As long as they have Joel Embiid, the Sixers have the toughness to hang in an old school Eastern Conference
Here come the Sixers, and they're looking tougher to beat than before, mostly because they're looking tougher.
A few days ago, Doc Rivers laughed when somebody asked if he’d ever seen a street fight like Game 3.
“I played for the Knicks,” the Sixers coach said after his team brawled its way to a 3-0 series lead against the Nets on Thursday.
And, hey, maybe bully ball is back. As of Sunday evening, the Eastern Conference semis look like they are going to have a serious 1980s flair with the Knicks and Celtics poised to join the Sixers as three of the last four teams standing. Throw in the Bucks and you’d have the same final four as 40 years ago, when the Sixers beat the Knicks and Bucks en route to their most recent NBA championship. Even if the Heat prevail, you’ll have a conference semis with three or four of the NBA’s top 10 teams in overall defense, defensive rebounding, opponents’ field goal percentage, and opponents’ turnover percentage.
The crazy thing is that the Sixers might actually belong amongst that group. Of all the positives you can draw from their four-game sweep of the Nets, that’s the biggest. Yes, this was a series that they were supposed to win. But the important thing is the way they won it. Before this season, the post-Process Sixers had lost 10 of the 11 playoff games they’d played in which they scored less than 99 points. Against the Nets, they were 2-0 in such games. Not only that, but they had a combined margin of victory of +20 in those games.
“It’s not always pretty at different moments,” forward Tobias Harris said on Saturday after the Sixers clinched the sweep with a 96-88 win without Joel Embiid, “but I think for the most part, we’ve done a great job of battling and fighting through and to be honest, there’s still going to be a lot more adversity to come. We’re on a team that’s fighting for a championship, those types of hurdles you’re going to have to fight.”
We probably shouldn’t get too carried away. The Sixers have a way of making you feel foolish for the conclusions you draw. The Nets were undersized, overmatched, and outmanned. If this had been a real boxing match, the refs would have stopped it after Game 2. That’s an easy scenario in which to act tough. The Sixers haven’t proven anything yet.
That said, they have made it clear that they are different team from the ones that crumbled against the Hawks and the Heat the last two postseasons. Those teams would not have come back to win Game 3. Who knows about Game 4, when Embiid was unable to go after spraining his knee two nights earlier.
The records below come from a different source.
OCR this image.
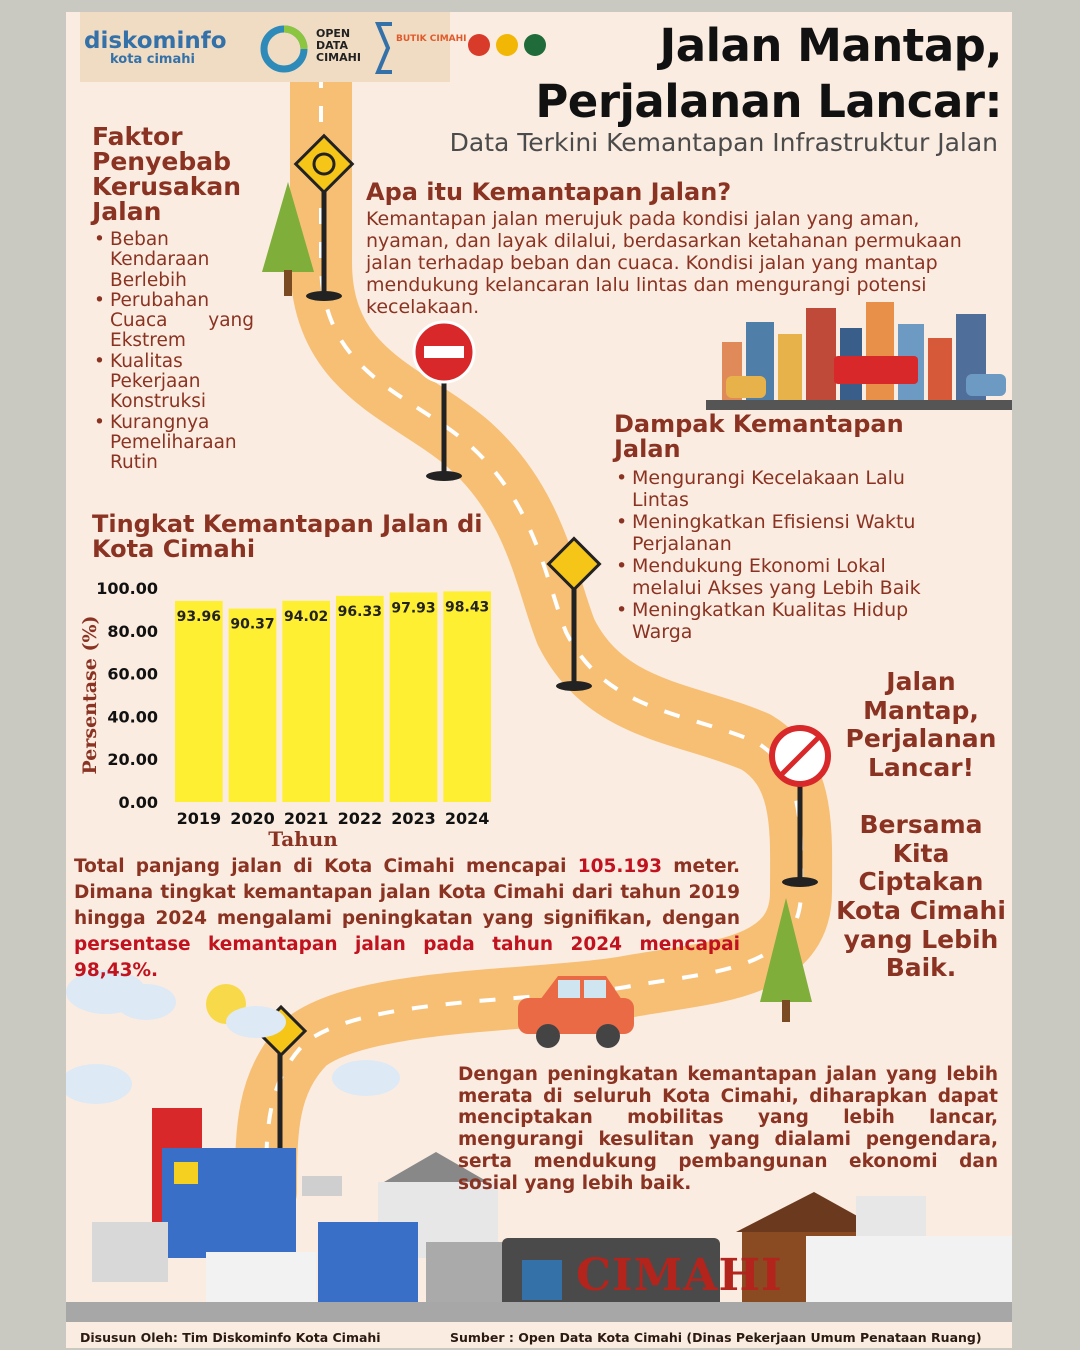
diskominfo
kota cimahi
OPEN DATA CIMAHI
BUTIK CIMAHI	Jalan Mantap,
Perjalanan Lancar:
Data Terkini Kemantapan Infrastruktur Jalan
Faktor Penyebab Kerusakan Jalan
• Beban Kendaraan Berlebih
• Perubahan Cuaca yang Ekstrem
• Kualitas Pekerjaan Konstruksi
• Kurangnya Pemeliharaan Rutin
Apa itu Kemantapan Jalan?
Kemantapan jalan merujuk pada kondisi jalan yang aman, nyaman, dan layak dilalui, berdasarkan ketahanan permukaan jalan terhadap beban dan cuaca. Kondisi jalan yang mantap mendukung kelancaran lalu lintas dan mengurangi potensi kecelakaan.
Dampak Kemantapan Jalan
• Mengurangi Kecelakaan Lalu Lintas
• Meningkatkan Efisiensi Waktu Perjalanan
• Mendukung Ekonomi Lokal melalui Akses yang Lebih Baik
• Meningkatkan Kualitas Hidup Warga
Tingkat Kemantapan Jalan di Kota Cimahi
0.00
20.00
40.00
60.00
80.00
100.00
93.96
2019
90.37
2020
94.02
2021
96.33
2022
97.93
2023
98.43
2024
Tahun
Persentase (%)
Total panjang jalan di Kota Cimahi mencapai 105.193 meter. Dimana tingkat kemantapan jalan Kota Cimahi dari tahun 2019 hingga 2024 mengalami peningkatan yang signifikan, dengan persentase kemantapan jalan pada tahun 2024 mencapai 98,43%.
Jalan Mantap, Perjalanan Lancar!
Bersama Kita Ciptakan Kota Cimahi yang Lebih Baik.
Dengan peningkatan kemantapan jalan yang lebih merata di seluruh Kota Cimahi, diharapkan dapat menciptakan mobilitas yang lebih lancar, mengurangi kesulitan yang dialami pengendara, serta mendukung pembangunan ekonomi dan sosial yang lebih baik.
CIMAHI
Disusun Oleh: Tim Diskominfo Kota Cimahi	Sumber : Open Data Kota Cimahi (Dinas Pekerjaan Umum Penataan Ruang)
» READ MORE: Quick thoughts: Sixers’ sweep of the Nets gives Joel Embiid plenty time to heal
A few numbers from the series that speak to this team’s evolving identity:
1) Paul Reed and P.J. Tucker combined to grab 28 offensive rebounds in the series. The entire Nets team finished with just 23.
2) Between offensive rebounds and turnovers, the Sixers finished the series with about 30 “extra” possessions. Compare that to last year’s first-round series, when the Sixers had 25 more turnovers and 10 fewer offensive rebounds than the Raptors. Toronto attempted 46 more shots from the field than the Sixers did in that series. This year, the Sixers attempted 33 more than the Nets. That’s the difference between sweeping a team and letting them hang around until Game 6. No doubt, some of that is attributable to personnel. That Toronto team was bigger, stronger, more athletic than these Nets. At the same time, that Sixers team was consistently on the wrong side of a lot of the little things that end up determining basketball games in the postseason. This team has the good kind of dogs: Reed, Tucker, De’Anthony Melton. They may not be difference-makers in the classic sense of the word. On this team, though, they make all the difference in the world.
3) Tyrese Maxey was 15-of-30 from three-point range while leading the Sixers with 21.8 points per game. He’s a far more comfortable player this year than he was in 2021-22, when he tended to fade in the background for long stretches of games. Maxey was a constant presence throughout the sweep of the Nets, every bit as involved on the offensive end as Embiid and James Harden.
So, yeah, they are different. The good kind of different. Is it a meaningful difference? We won’t know that until we see them against the Celtics, who have beaten them in 20 of 32 regular season and playoff games since Embiid’s second season in the league. In two playoffs series against the Celtics, the Sixers have lost eight of nine games. They’ve scored more than 106 points in one of those games.
It goes without saying that all of this is contingent on Embiid’s health. After Game 4, Rivers said he thought there was only a 50% chance “at best” that the big man would be ready for the start of Round 2. The Sixers are in a better position to survive without him than they were last season, when they lost Games 1 and 2 against the Heat as Embiid recovered from a blow to the head while also dealing with a torn thumb ligament.
“Playoffs is all about recovery, recovering mentally and physically,” Harden said after Game 4. “So it’s one game, you can’t get too high, can’t get too low over it. It’s a great job of us as a team finishing the series, but our next opponent is on the doorstep for us and we’ll be ready for whoever that is, but we do have to recover physically and mentally and understand that we still got a lot of work to do.”